The in-game rings are about the size of Sonic's head. We'll assume a foot in diameter. Even if we're being conservative, we're talking about an amount of gold equal to a standard gold bar — about 400 ounces, or roughly 25 pounds. Just three of them would amount to Sonic carrying his weight in gold while running at Mach 1.
The number of rings he's able to carry, with no impact on his speed, is limited only by the number available in a given level. This raises a whole host of questions about his true top speed. Surely if he can maintain momentum while carrying thousands of pounds of gold, he could go faster without that burden.
In any event, carrying even a dozen rings would increase his total weight to five times standard.
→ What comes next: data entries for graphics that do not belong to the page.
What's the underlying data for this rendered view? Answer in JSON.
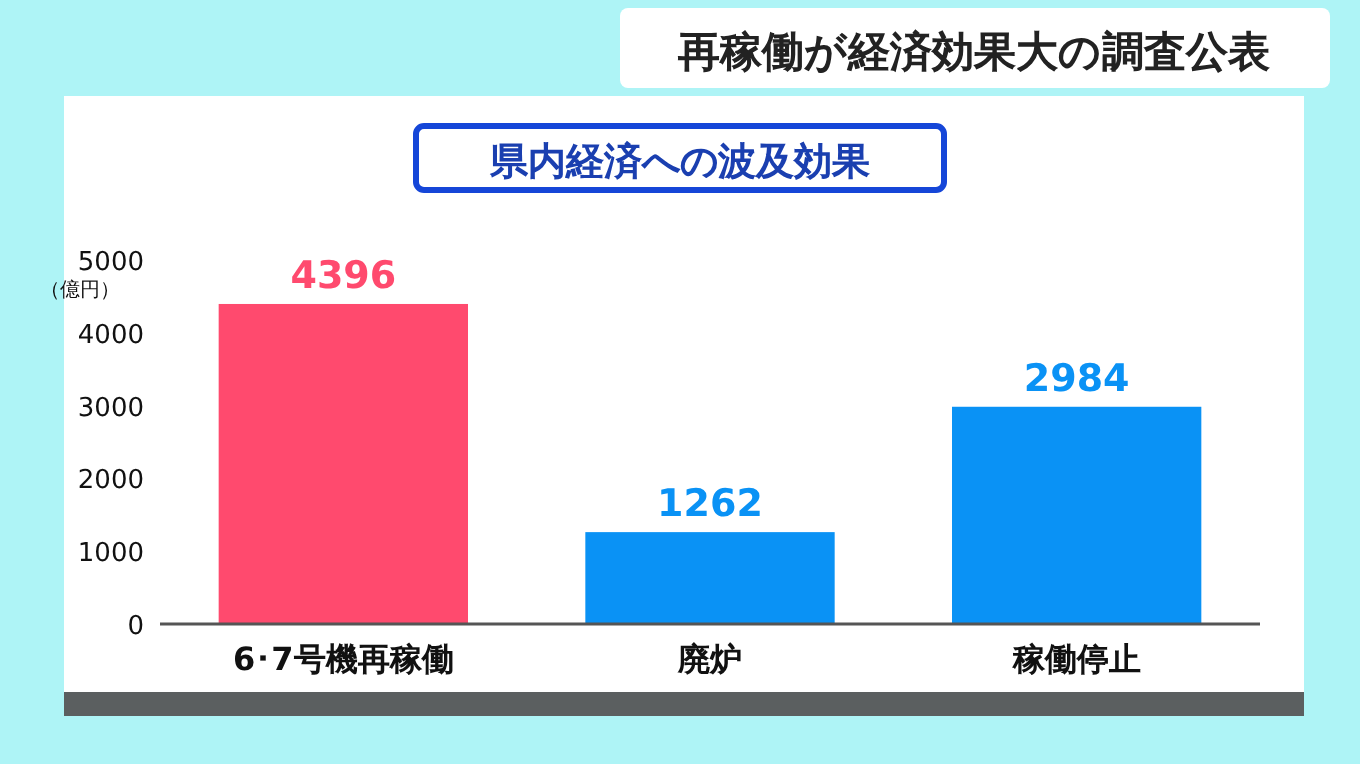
{
  "chart_data": {
    "type": "bar",
    "title": "再稼働が経済効果大の調査公表",
    "subtitle": "県内経済への波及効果",
    "ylabel": "（億円）",
    "categories": [
      "6･7号機再稼働",
      "廃炉",
      "稼働停止"
    ],
    "values": [
      4396,
      1262,
      2984
    ],
    "colors": [
      "#ff4a6e",
      "#0a92f5",
      "#0a92f5"
    ],
    "ylim": [
      0,
      5000
    ],
    "yticks": [
      0,
      1000,
      2000,
      3000,
      4000,
      5000
    ],
    "data_labels": true
  }
}
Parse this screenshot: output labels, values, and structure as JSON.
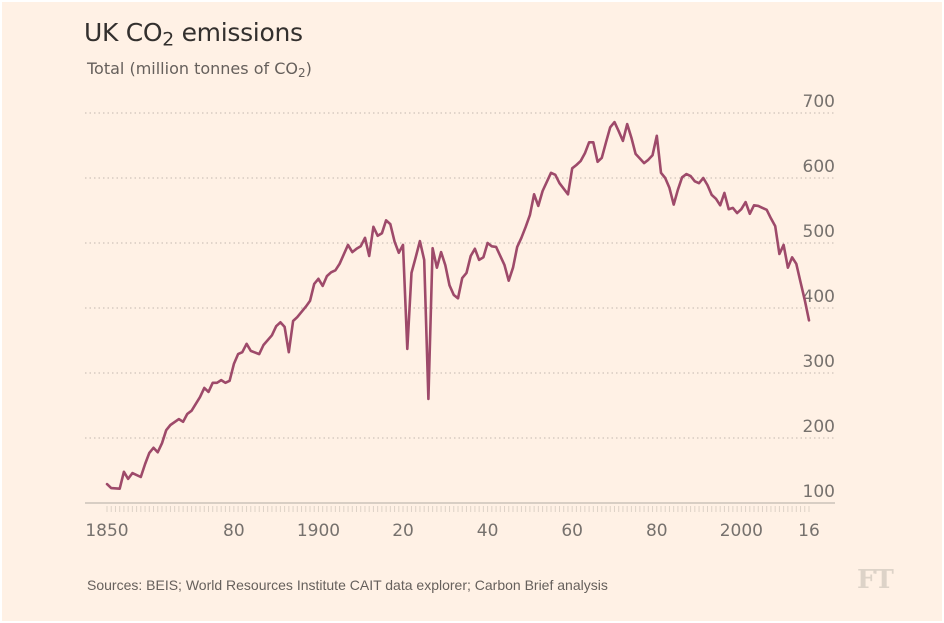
{
  "chart_data": {
    "type": "line",
    "title_parts": [
      "UK CO",
      "2",
      " emissions"
    ],
    "subtitle_parts": [
      "Total (million tonnes of CO",
      "2",
      ")"
    ],
    "title": "UK CO2 emissions",
    "subtitle": "Total (million tonnes of CO2)",
    "xlabel": "",
    "ylabel": "Total (million tonnes of CO2)",
    "xlim": [
      1850,
      2016
    ],
    "ylim": [
      100,
      700
    ],
    "grid": true,
    "y_axis_side": "right",
    "yticks": [
      100,
      200,
      300,
      400,
      500,
      600,
      700
    ],
    "ytick_labels": [
      "100",
      "200",
      "300",
      "400",
      "500",
      "600",
      "700"
    ],
    "xticks": [
      1850,
      1880,
      1900,
      1920,
      1940,
      1960,
      1980,
      2000,
      2016
    ],
    "xtick_labels": [
      "1850",
      "80",
      "1900",
      "20",
      "40",
      "60",
      "80",
      "2000",
      "16"
    ],
    "line_color": "#9e4a6a",
    "series": [
      {
        "name": "UK CO2 emissions",
        "points": [
          [
            1850,
            129
          ],
          [
            1851,
            123
          ],
          [
            1853,
            122
          ],
          [
            1854,
            148
          ],
          [
            1855,
            137
          ],
          [
            1856,
            146
          ],
          [
            1858,
            140
          ],
          [
            1859,
            160
          ],
          [
            1860,
            177
          ],
          [
            1861,
            185
          ],
          [
            1862,
            178
          ],
          [
            1863,
            192
          ],
          [
            1864,
            212
          ],
          [
            1865,
            220
          ],
          [
            1867,
            229
          ],
          [
            1868,
            225
          ],
          [
            1869,
            237
          ],
          [
            1870,
            242
          ],
          [
            1872,
            263
          ],
          [
            1873,
            277
          ],
          [
            1874,
            271
          ],
          [
            1875,
            285
          ],
          [
            1876,
            285
          ],
          [
            1877,
            289
          ],
          [
            1878,
            285
          ],
          [
            1879,
            288
          ],
          [
            1880,
            314
          ],
          [
            1881,
            329
          ],
          [
            1882,
            332
          ],
          [
            1883,
            345
          ],
          [
            1884,
            334
          ],
          [
            1886,
            329
          ],
          [
            1887,
            343
          ],
          [
            1889,
            358
          ],
          [
            1890,
            372
          ],
          [
            1891,
            378
          ],
          [
            1892,
            371
          ],
          [
            1893,
            332
          ],
          [
            1894,
            380
          ],
          [
            1895,
            386
          ],
          [
            1897,
            402
          ],
          [
            1898,
            411
          ],
          [
            1899,
            437
          ],
          [
            1900,
            445
          ],
          [
            1901,
            434
          ],
          [
            1902,
            449
          ],
          [
            1903,
            455
          ],
          [
            1904,
            458
          ],
          [
            1905,
            468
          ],
          [
            1907,
            497
          ],
          [
            1908,
            486
          ],
          [
            1909,
            491
          ],
          [
            1910,
            495
          ],
          [
            1911,
            508
          ],
          [
            1912,
            480
          ],
          [
            1913,
            525
          ],
          [
            1914,
            511
          ],
          [
            1915,
            515
          ],
          [
            1916,
            535
          ],
          [
            1917,
            529
          ],
          [
            1918,
            502
          ],
          [
            1919,
            485
          ],
          [
            1920,
            497
          ],
          [
            1921,
            337
          ],
          [
            1922,
            454
          ],
          [
            1923,
            478
          ],
          [
            1924,
            503
          ],
          [
            1925,
            474
          ],
          [
            1926,
            260
          ],
          [
            1927,
            492
          ],
          [
            1928,
            462
          ],
          [
            1929,
            486
          ],
          [
            1930,
            466
          ],
          [
            1931,
            435
          ],
          [
            1932,
            420
          ],
          [
            1933,
            415
          ],
          [
            1934,
            446
          ],
          [
            1935,
            454
          ],
          [
            1936,
            480
          ],
          [
            1937,
            491
          ],
          [
            1938,
            474
          ],
          [
            1939,
            478
          ],
          [
            1940,
            500
          ],
          [
            1941,
            495
          ],
          [
            1942,
            494
          ],
          [
            1944,
            466
          ],
          [
            1945,
            442
          ],
          [
            1946,
            462
          ],
          [
            1947,
            494
          ],
          [
            1948,
            508
          ],
          [
            1949,
            525
          ],
          [
            1950,
            543
          ],
          [
            1951,
            575
          ],
          [
            1952,
            557
          ],
          [
            1953,
            580
          ],
          [
            1955,
            608
          ],
          [
            1956,
            605
          ],
          [
            1957,
            592
          ],
          [
            1959,
            575
          ],
          [
            1960,
            615
          ],
          [
            1961,
            620
          ],
          [
            1962,
            626
          ],
          [
            1963,
            638
          ],
          [
            1964,
            655
          ],
          [
            1965,
            655
          ],
          [
            1966,
            625
          ],
          [
            1967,
            631
          ],
          [
            1968,
            655
          ],
          [
            1969,
            678
          ],
          [
            1970,
            686
          ],
          [
            1971,
            672
          ],
          [
            1972,
            657
          ],
          [
            1973,
            683
          ],
          [
            1974,
            662
          ],
          [
            1975,
            637
          ],
          [
            1977,
            623
          ],
          [
            1978,
            628
          ],
          [
            1979,
            635
          ],
          [
            1980,
            665
          ],
          [
            1981,
            608
          ],
          [
            1982,
            600
          ],
          [
            1983,
            585
          ],
          [
            1984,
            559
          ],
          [
            1985,
            582
          ],
          [
            1986,
            601
          ],
          [
            1987,
            606
          ],
          [
            1988,
            603
          ],
          [
            1989,
            595
          ],
          [
            1990,
            592
          ],
          [
            1991,
            600
          ],
          [
            1992,
            589
          ],
          [
            1993,
            574
          ],
          [
            1994,
            568
          ],
          [
            1995,
            558
          ],
          [
            1996,
            577
          ],
          [
            1997,
            552
          ],
          [
            1998,
            554
          ],
          [
            1999,
            546
          ],
          [
            2000,
            552
          ],
          [
            2001,
            563
          ],
          [
            2002,
            545
          ],
          [
            2003,
            558
          ],
          [
            2004,
            557
          ],
          [
            2005,
            554
          ],
          [
            2006,
            551
          ],
          [
            2007,
            538
          ],
          [
            2008,
            526
          ],
          [
            2009,
            483
          ],
          [
            2010,
            497
          ],
          [
            2011,
            462
          ],
          [
            2012,
            478
          ],
          [
            2013,
            468
          ],
          [
            2014,
            440
          ],
          [
            2015,
            412
          ],
          [
            2016,
            381
          ]
        ]
      }
    ],
    "source": "Sources: BEIS; World Resources Institute CAIT data explorer; Carbon Brief analysis",
    "logo": "FT"
  }
}
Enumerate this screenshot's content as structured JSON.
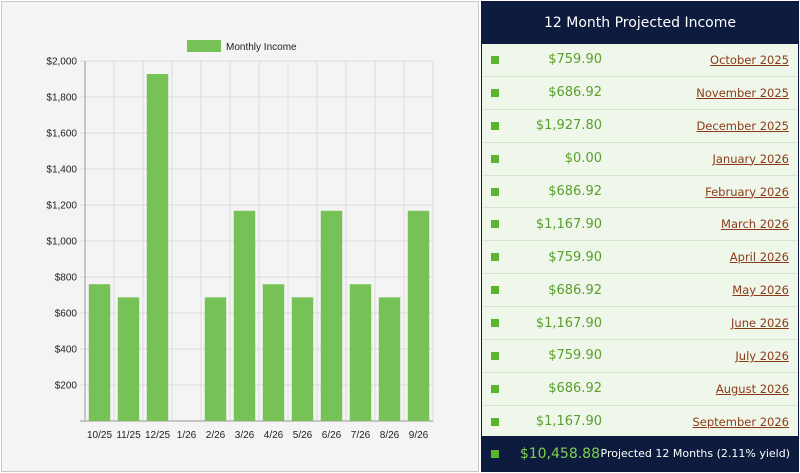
{
  "chart_data": {
    "type": "bar",
    "categories": [
      "10/25",
      "11/25",
      "12/25",
      "1/26",
      "2/26",
      "3/26",
      "4/26",
      "5/26",
      "6/26",
      "7/26",
      "8/26",
      "9/26"
    ],
    "series": [
      {
        "name": "Monthly Income",
        "values": [
          759.9,
          686.92,
          1927.8,
          0.0,
          686.92,
          1167.9,
          759.9,
          686.92,
          1167.9,
          759.9,
          686.92,
          1167.9
        ]
      }
    ],
    "yticks": [
      "$200",
      "$400",
      "$600",
      "$800",
      "$1,000",
      "$1,200",
      "$1,400",
      "$1,600",
      "$1,800",
      "$2,000"
    ],
    "ylim": [
      0,
      2000
    ],
    "grid": true,
    "legend": "top-center",
    "bar_color": "#77c257"
  },
  "table": {
    "title": "12 Month Projected Income",
    "rows": [
      {
        "amount": "$759.90",
        "month": "October 2025"
      },
      {
        "amount": "$686.92",
        "month": "November 2025"
      },
      {
        "amount": "$1,927.80",
        "month": "December 2025"
      },
      {
        "amount": "$0.00",
        "month": "January 2026"
      },
      {
        "amount": "$686.92",
        "month": "February 2026"
      },
      {
        "amount": "$1,167.90",
        "month": "March 2026"
      },
      {
        "amount": "$759.90",
        "month": "April 2026"
      },
      {
        "amount": "$686.92",
        "month": "May 2026"
      },
      {
        "amount": "$1,167.90",
        "month": "June 2026"
      },
      {
        "amount": "$759.90",
        "month": "July 2026"
      },
      {
        "amount": "$686.92",
        "month": "August 2026"
      },
      {
        "amount": "$1,167.90",
        "month": "September 2026"
      }
    ],
    "total": {
      "amount": "$10,458.88",
      "label": "Projected 12 Months (2.11% yield)"
    }
  },
  "colors": {
    "header": "#0d1b3e",
    "accent_green": "#5cb531",
    "amount_green": "#5a9e2f",
    "month_link": "#8b3a1a",
    "table_bg": "#eef7e9"
  }
}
In-game, if Sonic comes into contact with an enemy or an object (sometimes a sharpened spike, dear God), he has a moment of panic and spills his rings all over the place.
In reality, the above mentioned physical impacts would only be heightened. The gold would surely spread across the land at incredible speeds, but Sonic would never have the chance to collect them again.
It's lucky that Sonic hails from the planet Mobius, where the laws of physics are surely totally unrecognizable. Because the truth is, he wouldn't last a fraction of a second here on Earth. Despite all our warnings, you'll have a chance to see him in action on the big screen on February 14.